La relation avec sa mère Claude est également très intéressante, car elle oscille constamment entre affection et rivalité, et les moments de complicité laissent rapidement place à des instants plus tendus. Caroline Cellier a obtenu le César de la meilleure actrice dans un second rôle pour son interprétation de Claude, et elle s’avère très subtile en incarnant cette femme sentant qu’elle risque d’arriver en fin de course dans les jeux de séduction… Voir sa fille Chris s’émanciper peu à peu va évidemment lui rappeler l’approche de sa propre quarantaine… Bernard Giraudeau quant à lui incarne efficacement le genre de type qui traîne sur les plages pour draguer tout ce qui bouge, avec une suffisance et un manque d’estime pour les femmes assez impressionnant. Il est bien conscient de tout ce qui se trame sur ces plages, refuge pour une classe aisée en perte de repères, et très souvent en manque affectif. Il profite des failles de cette population, en les exploitant pour ses propres besoins et en faisant le mac pour certains hommes riches.

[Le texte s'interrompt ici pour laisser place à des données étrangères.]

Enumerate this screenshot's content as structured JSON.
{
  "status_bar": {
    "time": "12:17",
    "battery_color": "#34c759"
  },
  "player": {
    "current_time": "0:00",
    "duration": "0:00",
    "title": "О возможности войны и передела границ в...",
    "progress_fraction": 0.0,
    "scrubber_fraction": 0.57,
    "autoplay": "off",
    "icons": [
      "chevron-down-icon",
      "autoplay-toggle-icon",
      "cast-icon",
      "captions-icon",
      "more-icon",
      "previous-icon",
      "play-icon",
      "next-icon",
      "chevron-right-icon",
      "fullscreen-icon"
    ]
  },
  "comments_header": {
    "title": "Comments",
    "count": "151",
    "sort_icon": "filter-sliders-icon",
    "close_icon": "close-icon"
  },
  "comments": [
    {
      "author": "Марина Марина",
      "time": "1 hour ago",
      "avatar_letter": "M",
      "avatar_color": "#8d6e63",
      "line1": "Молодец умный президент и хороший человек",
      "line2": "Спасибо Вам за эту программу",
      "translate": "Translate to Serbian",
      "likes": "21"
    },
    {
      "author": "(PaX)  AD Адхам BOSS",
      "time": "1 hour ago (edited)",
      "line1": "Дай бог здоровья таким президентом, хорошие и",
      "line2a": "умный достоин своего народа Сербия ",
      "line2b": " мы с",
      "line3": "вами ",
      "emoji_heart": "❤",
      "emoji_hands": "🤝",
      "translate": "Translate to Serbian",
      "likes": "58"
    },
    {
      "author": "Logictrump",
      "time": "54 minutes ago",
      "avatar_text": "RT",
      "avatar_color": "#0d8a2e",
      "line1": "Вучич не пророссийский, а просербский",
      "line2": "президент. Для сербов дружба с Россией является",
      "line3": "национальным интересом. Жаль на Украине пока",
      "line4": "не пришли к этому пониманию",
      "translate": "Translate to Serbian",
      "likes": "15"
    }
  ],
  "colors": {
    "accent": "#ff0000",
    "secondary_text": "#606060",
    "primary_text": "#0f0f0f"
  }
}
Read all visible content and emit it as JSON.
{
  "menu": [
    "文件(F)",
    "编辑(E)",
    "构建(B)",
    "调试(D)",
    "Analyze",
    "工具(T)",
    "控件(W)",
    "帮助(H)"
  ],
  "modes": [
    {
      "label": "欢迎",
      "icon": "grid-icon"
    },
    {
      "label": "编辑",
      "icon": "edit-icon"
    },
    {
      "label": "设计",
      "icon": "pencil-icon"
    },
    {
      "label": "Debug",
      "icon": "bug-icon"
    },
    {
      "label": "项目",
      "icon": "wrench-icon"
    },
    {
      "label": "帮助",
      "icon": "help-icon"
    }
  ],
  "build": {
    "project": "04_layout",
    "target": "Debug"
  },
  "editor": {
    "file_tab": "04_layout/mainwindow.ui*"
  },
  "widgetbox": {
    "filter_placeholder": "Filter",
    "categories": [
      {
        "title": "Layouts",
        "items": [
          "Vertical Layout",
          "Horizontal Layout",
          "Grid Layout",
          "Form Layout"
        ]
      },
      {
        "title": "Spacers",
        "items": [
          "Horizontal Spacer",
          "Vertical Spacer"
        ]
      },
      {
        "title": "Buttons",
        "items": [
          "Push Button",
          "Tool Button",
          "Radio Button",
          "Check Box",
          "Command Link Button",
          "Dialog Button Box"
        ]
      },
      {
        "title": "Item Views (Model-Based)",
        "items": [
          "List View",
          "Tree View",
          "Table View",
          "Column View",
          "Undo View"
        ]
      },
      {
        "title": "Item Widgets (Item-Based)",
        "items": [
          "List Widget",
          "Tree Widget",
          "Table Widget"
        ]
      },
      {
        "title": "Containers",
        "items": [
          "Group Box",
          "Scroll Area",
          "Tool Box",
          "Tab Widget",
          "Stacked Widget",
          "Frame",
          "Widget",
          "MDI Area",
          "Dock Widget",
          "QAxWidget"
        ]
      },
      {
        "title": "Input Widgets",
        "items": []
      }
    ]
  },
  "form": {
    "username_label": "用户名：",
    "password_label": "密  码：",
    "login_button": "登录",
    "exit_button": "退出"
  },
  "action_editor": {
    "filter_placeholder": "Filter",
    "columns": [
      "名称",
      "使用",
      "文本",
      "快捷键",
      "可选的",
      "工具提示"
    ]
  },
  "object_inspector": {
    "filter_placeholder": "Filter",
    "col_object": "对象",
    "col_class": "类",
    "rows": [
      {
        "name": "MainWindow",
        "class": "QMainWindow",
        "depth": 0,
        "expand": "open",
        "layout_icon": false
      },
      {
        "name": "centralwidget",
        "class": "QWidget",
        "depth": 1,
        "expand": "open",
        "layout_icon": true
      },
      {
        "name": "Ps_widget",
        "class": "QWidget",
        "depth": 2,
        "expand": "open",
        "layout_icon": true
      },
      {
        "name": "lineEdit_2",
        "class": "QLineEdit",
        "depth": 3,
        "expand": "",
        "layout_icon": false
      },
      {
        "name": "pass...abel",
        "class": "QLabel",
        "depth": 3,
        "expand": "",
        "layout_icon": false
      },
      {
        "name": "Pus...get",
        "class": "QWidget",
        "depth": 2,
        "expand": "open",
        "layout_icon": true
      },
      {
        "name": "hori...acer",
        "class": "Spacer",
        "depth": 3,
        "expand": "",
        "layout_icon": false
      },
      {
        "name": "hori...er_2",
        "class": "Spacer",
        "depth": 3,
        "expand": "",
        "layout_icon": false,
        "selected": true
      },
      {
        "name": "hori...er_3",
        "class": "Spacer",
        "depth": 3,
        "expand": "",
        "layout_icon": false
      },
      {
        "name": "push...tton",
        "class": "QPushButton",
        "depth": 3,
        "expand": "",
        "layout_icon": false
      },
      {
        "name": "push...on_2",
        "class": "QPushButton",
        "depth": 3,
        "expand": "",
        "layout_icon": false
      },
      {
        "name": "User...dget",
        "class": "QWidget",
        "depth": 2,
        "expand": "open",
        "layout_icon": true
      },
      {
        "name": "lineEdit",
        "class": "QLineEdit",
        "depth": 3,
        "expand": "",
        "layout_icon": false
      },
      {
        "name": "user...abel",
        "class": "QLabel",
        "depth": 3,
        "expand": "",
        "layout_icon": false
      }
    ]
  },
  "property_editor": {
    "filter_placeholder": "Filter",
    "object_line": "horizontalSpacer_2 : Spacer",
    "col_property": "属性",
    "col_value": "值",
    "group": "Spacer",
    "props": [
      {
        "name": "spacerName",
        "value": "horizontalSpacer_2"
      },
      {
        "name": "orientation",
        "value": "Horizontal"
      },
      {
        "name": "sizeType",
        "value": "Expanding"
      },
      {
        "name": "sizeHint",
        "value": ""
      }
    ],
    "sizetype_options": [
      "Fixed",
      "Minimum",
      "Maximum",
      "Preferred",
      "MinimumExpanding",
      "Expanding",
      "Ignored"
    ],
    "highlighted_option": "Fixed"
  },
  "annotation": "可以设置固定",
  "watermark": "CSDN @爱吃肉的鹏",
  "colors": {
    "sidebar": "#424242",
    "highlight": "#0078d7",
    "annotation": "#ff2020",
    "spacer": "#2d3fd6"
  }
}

Christopher Frank appose une atmosphère très travaillée sur ce long métrage, qui commence comme un film de plage classique pour l’époque, mais qui ne va clairement pas rester en surface, et qui va explorer en profondeur la psychologie de cette classe aisée en quête d’émotions. Ce qui choque de prime abord, c’est une certaine aura libertaire dans les années 80, avec la plupart des femmes se baladant seins nus, ce qui de nos jours a presque disparu. Il y a une réelle sensualité dans la manière de filmer de Frank, qui ne verse pas dans l’érotisme, mais qui s’en rapproche à certains moments. On sent des envies de provocation de la part de Chris, qui vont être mêlées à des frustrations, et elle va passer par des phases de rage contenue et de froideur calme exprimées de manière impressionnante par Valérie Kaprisky. Cette séquence où elle plonge dans l’eau toute énervée, avec la musique de Nina Hagen par-dessus, possède une vraie puissance, et le regard noir de l’actrice est assez glaçant. Valérie Kaprisky apporte une véritable intensité au personnage de Chris, intensité qui va osciller entre le chaud et le froid de manière permanente, et elle va entraîner plusieurs personnes dans ses filets…
L’Année des Méduses s’avère impressionnant dans son traitement de la sensualité et des rapports de force entre les hommes et les femmes, le tout mené par une actrice au tempérament explosif qui fait de Chris un personnage de Lolita sacrément vénéneux!!!